Chiasma presents Octreolin pharmacology data from clinical studies at International Pituitary Congress

Chiasma, Inc., a privately held biopharma company, presented pharmacology results from clinical studies at the 12th International Pituitary Congress showing that Octreolin, a proprietary investigational new oral formulation of octreotide, demonstrated a consistent pharmacokinetic (PK) profile similar to that of subcutaneously injected octreotide acetate. Most important, the data illustrated that Octreolin reduced growth hormone (GH) levels, a clinical endpoint that has been used for approval in other drugs for acromegaly.

Chiasma is developing Octreolin as an oral treatment for acromegaly and anticipates that a Phase 3 trial in patients will begin enrollment later in 2011.

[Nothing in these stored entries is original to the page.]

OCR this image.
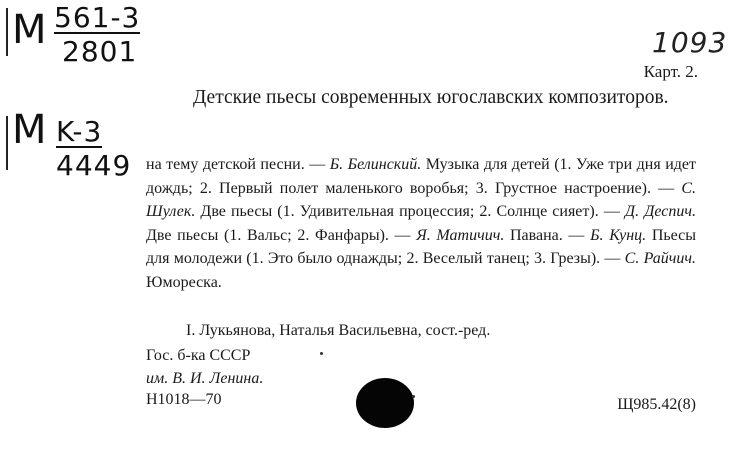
M 561-3
2801
M K-3
4449
1093
Карт. 2.
Детские пьесы современных югославских композиторов.
на тему детской песни. — Б. Белинский. Музыка для детей (1. Уже три дня идет дождь; 2. Первый полет маленького воробья; 3. Грустное настроение). — С. Шулек. Две пьесы (1. Удивительная процессия; 2. Солнце сияет). — Д. Деспич. Две пьесы (1. Вальс; 2. Фанфары). — Я. Матичич. Павана. — Б. Кунц. Пьесы для молодежи (1. Это было однажды; 2. Веселый танец; 3. Грезы). — С. Райчич. Юмореска.
I. Лукьянова, Наталья Васильевна, сост.-ред.
Гос. б-ка СССР
им. В. И. Ленина.
Н1018—70	Щ985.42(8)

Pharmacodynamic data presented at the Congress demonstrated that a single dose of Octreolin administered to healthy subjects significantly suppressed both basal GH secretion and Growth Hormone Releasing Hormone (GHRH)-stimulated GH secretion by about 80%. Inhibition was recorded in all 18 subjects receiving Octreolin as compared to their GH levels without Octreolin. The mean reductions in both basal and stimulated GH levels were statistically significant (P<0.001).

In addition, the presentation summarized results from three clinical studies with Octreolin. These data showed that:

• Octreolin was absorbed after oral administration within 1 hour;
• There was a reproducible linear dose-dependent relationship for the 3 doses studied;
• An oral dose of Octreolin 20 mg provided similar systemic exposure to octreotide 0.1 mg given via subcutaneous (SC) injection;
• The drug was well tolerated with no significant clinical or preclinical adverse events;
• Side effects of Octreolin were comparable to those of injectable octreotide.

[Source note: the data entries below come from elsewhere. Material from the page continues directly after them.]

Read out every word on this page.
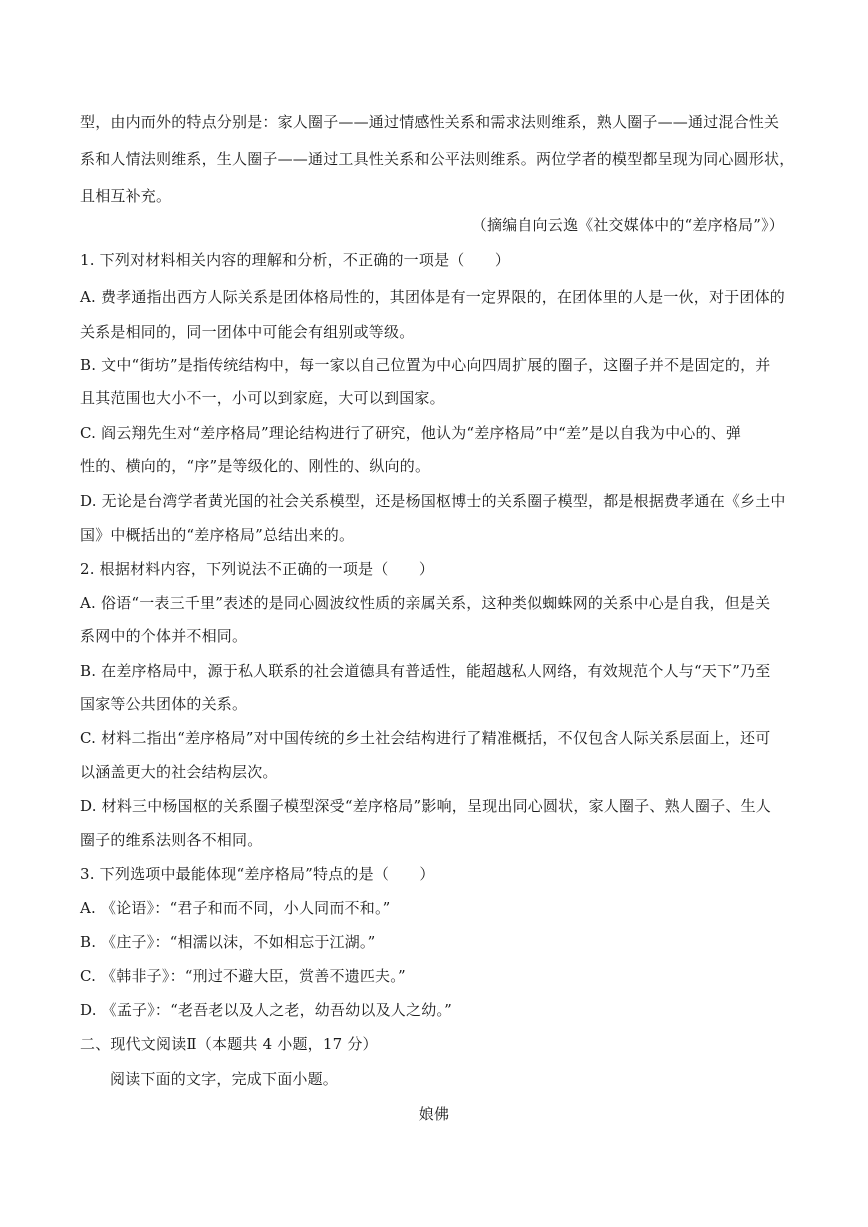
型，由内而外的特点分别是：家人圈子——通过情感性关系和需求法则维系，熟人圈子——通过混合性关
系和人情法则维系，生人圈子——通过工具性关系和公平法则维系。两位学者的模型都呈现为同心圆形状，
且相互补充。
（摘编自向云逸《社交媒体中的“差序格局”》）
1. 下列对材料相关内容的理解和分析，不正确的一项是（　　）
A. 费孝通指出西方人际关系是团体格局性的，其团体是有一定界限的，在团体里的人是一伙，对于团体的
关系是相同的，同一团体中可能会有组别或等级。
B. 文中“街坊”是指传统结构中，每一家以自己位置为中心向四周扩展的圈子，这圈子并不是固定的，并
且其范围也大小不一，小可以到家庭，大可以到国家。
C. 阎云翔先生对“差序格局”理论结构进行了研究，他认为“差序格局”中“差”是以自我为中心的、弹
性的、横向的，“序”是等级化的、刚性的、纵向的。
D. 无论是台湾学者黄光国的社会关系模型，还是杨国枢博士的关系圈子模型，都是根据费孝通在《乡土中
国》中概括出的“差序格局”总结出来的。
2. 根据材料内容，下列说法不正确的一项是（　　）
A. 俗语“一表三千里”表述的是同心圆波纹性质的亲属关系，这种类似蜘蛛网的关系中心是自我，但是关
系网中的个体并不相同。
B. 在差序格局中，源于私人联系的社会道德具有普适性，能超越私人网络，有效规范个人与“天下”乃至
国家等公共团体的关系。
C. 材料二指出“差序格局”对中国传统的乡土社会结构进行了精准概括，不仅包含人际关系层面上，还可
以涵盖更大的社会结构层次。
D. 材料三中杨国枢的关系圈子模型深受“差序格局”影响，呈现出同心圆状，家人圈子、熟人圈子、生人
圈子的维系法则各不相同。
3. 下列选项中最能体现“差序格局”特点的是（　　）
A. 《论语》：“君子和而不同，小人同而不和。”
B. 《庄子》：“相濡以沫，不如相忘于江湖。”
C. 《韩非子》：“刑过不避大臣，赏善不遗匹夫。”
D. 《孟子》：“老吾老以及人之老，幼吾幼以及人之幼。”
二、现代文阅读Ⅱ（本题共 4 小题，17 分）
阅读下面的文字，完成下面小题。
娘佛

Octreolin utilizes the Company's proprietary Transient Permeability Enhancer (TPE) technology, which enables previously injectable-only drugs to be taken orally.

Sam Teichman, MD, Chiasma's Chief Medical Officer and presenter at the Congress said, "In addition to the GH reducing effect observed in the trial conducted in the United States under an Investigational New Drug (IND), no significant Octreolin or TPE-related adverse findings were reported in two toxicology studies in primates and, therefore, the No Adverse Event Level (NOAEL) was established at the highest Octreolin dose tested. This clean safety profile paves the way for further Octreolin development with chronic therapy in patients and continues the validation of the safety profile of the underlying technology platform.

"If the results of the Phase 3 program are positive, the Company intends to submit a New Dug Application (NDA) using the 505(b)(2) NDA regulatory pathway in the U.S. and its European Medicines Agency (EMA) equivalent, the Hybrid Application, in Europe."